Bah, I didn't want to do this but I'll try...
Do you remember linear algebra?

(I do and wish I didn't but that's beside the point)
So you have a matrix of units with weights and it looks like this:
Unit Weight
Militia 10%
LI 10%
MI 40%
HI 25%
X-bow 15%
Then you chose a rapid expander type personality and the matrix gets multiplied by:
(.5
1.5
2
0
1)
And then it gets normalized to 100%...
You further have a SC pretender so that multiplies the matrix by:
(.5
.5
3
1
1)
And it gets normalized again...
Anyway, you have a large matrix for unit type, then you have these operators (if that's the right term) for different conditions, like personality, like theme, like nation that multiply the values in the big matrix.
Actually if you did it this way you could have one huge list of all units, multiplied by national operators (to zero out the unallowed units), multiplied by theme and personality operators, multiplied by exisiting indie units (to put back in desired indie units when you get them), multiplied by...
Do you see it now?
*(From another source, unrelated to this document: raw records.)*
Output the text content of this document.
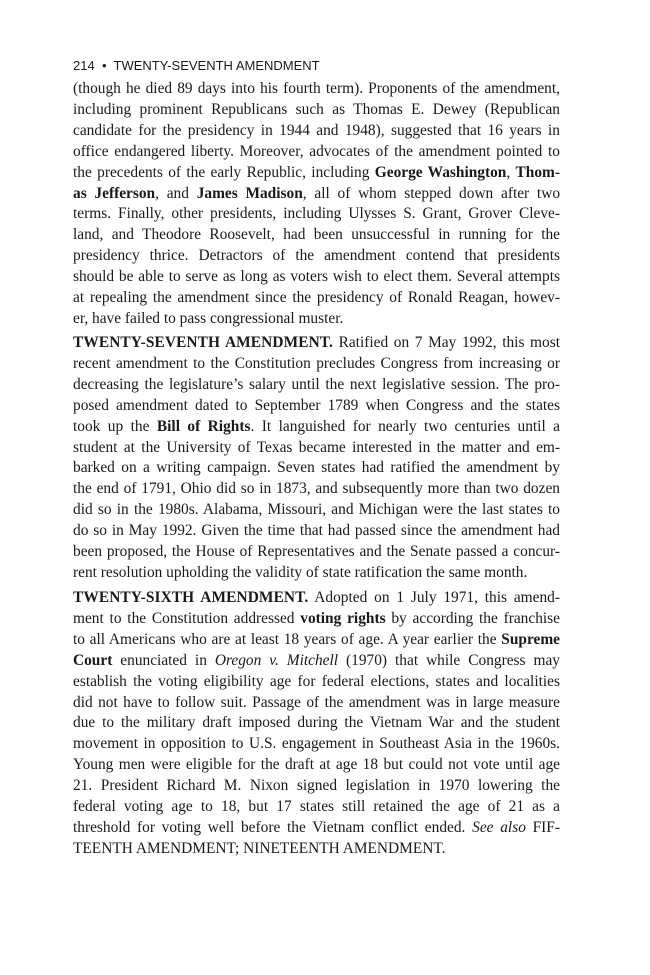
214 • TWENTY-SEVENTH AMENDMENT
(though he died 89 days into his fourth term). Proponents of the amendment,
including prominent Republicans such as Thomas E. Dewey (Republican
candidate for the presidency in 1944 and 1948), suggested that 16 years in
office endangered liberty. Moreover, advocates of the amendment pointed to
the precedents of the early Republic, including George Washington, Thom-
as Jefferson, and James Madison, all of whom stepped down after two
terms. Finally, other presidents, including Ulysses S. Grant, Grover Cleve-
land, and Theodore Roosevelt, had been unsuccessful in running for the
presidency thrice. Detractors of the amendment contend that presidents
should be able to serve as long as voters wish to elect them. Several attempts
at repealing the amendment since the presidency of Ronald Reagan, howev-
er, have failed to pass congressional muster.
TWENTY-SEVENTH AMENDMENT. Ratified on 7 May 1992, this most
recent amendment to the Constitution precludes Congress from increasing or
decreasing the legislature’s salary until the next legislative session. The pro-
posed amendment dated to September 1789 when Congress and the states
took up the Bill of Rights. It languished for nearly two centuries until a
student at the University of Texas became interested in the matter and em-
barked on a writing campaign. Seven states had ratified the amendment by
the end of 1791, Ohio did so in 1873, and subsequently more than two dozen
did so in the 1980s. Alabama, Missouri, and Michigan were the last states to
do so in May 1992. Given the time that had passed since the amendment had
been proposed, the House of Representatives and the Senate passed a concur-
rent resolution upholding the validity of state ratification the same month.
TWENTY-SIXTH AMENDMENT. Adopted on 1 July 1971, this amend-
ment to the Constitution addressed voting rights by according the franchise
to all Americans who are at least 18 years of age. A year earlier the Supreme
Court enunciated in Oregon v. Mitchell (1970) that while Congress may
establish the voting eligibility age for federal elections, states and localities
did not have to follow suit. Passage of the amendment was in large measure
due to the military draft imposed during the Vietnam War and the student
movement in opposition to U.S. engagement in Southeast Asia in the 1960s.
Young men were eligible for the draft at age 18 but could not vote until age
21. President Richard M. Nixon signed legislation in 1970 lowering the
federal voting age to 18, but 17 states still retained the age of 21 as a
threshold for voting well before the Vietnam conflict ended. See also FIF-
TEENTH AMENDMENT; NINETEENTH AMENDMENT.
Its not that difficult to set up, it is difficult to balance

The size of these files is tiny, though there may be 100 of them. The tricky part then comes in how you set up your algorythem for which operators are applied to your specified matricies. But again, that's not difficult to concieve how you set up those algorythems, its just difficult to balance... that's where the want to externalize all this comes from, let the players who want to fiddle fiddle, eventually people will arrive at settings that work 'best' and the devs can chose to use them for the vanilla game or not.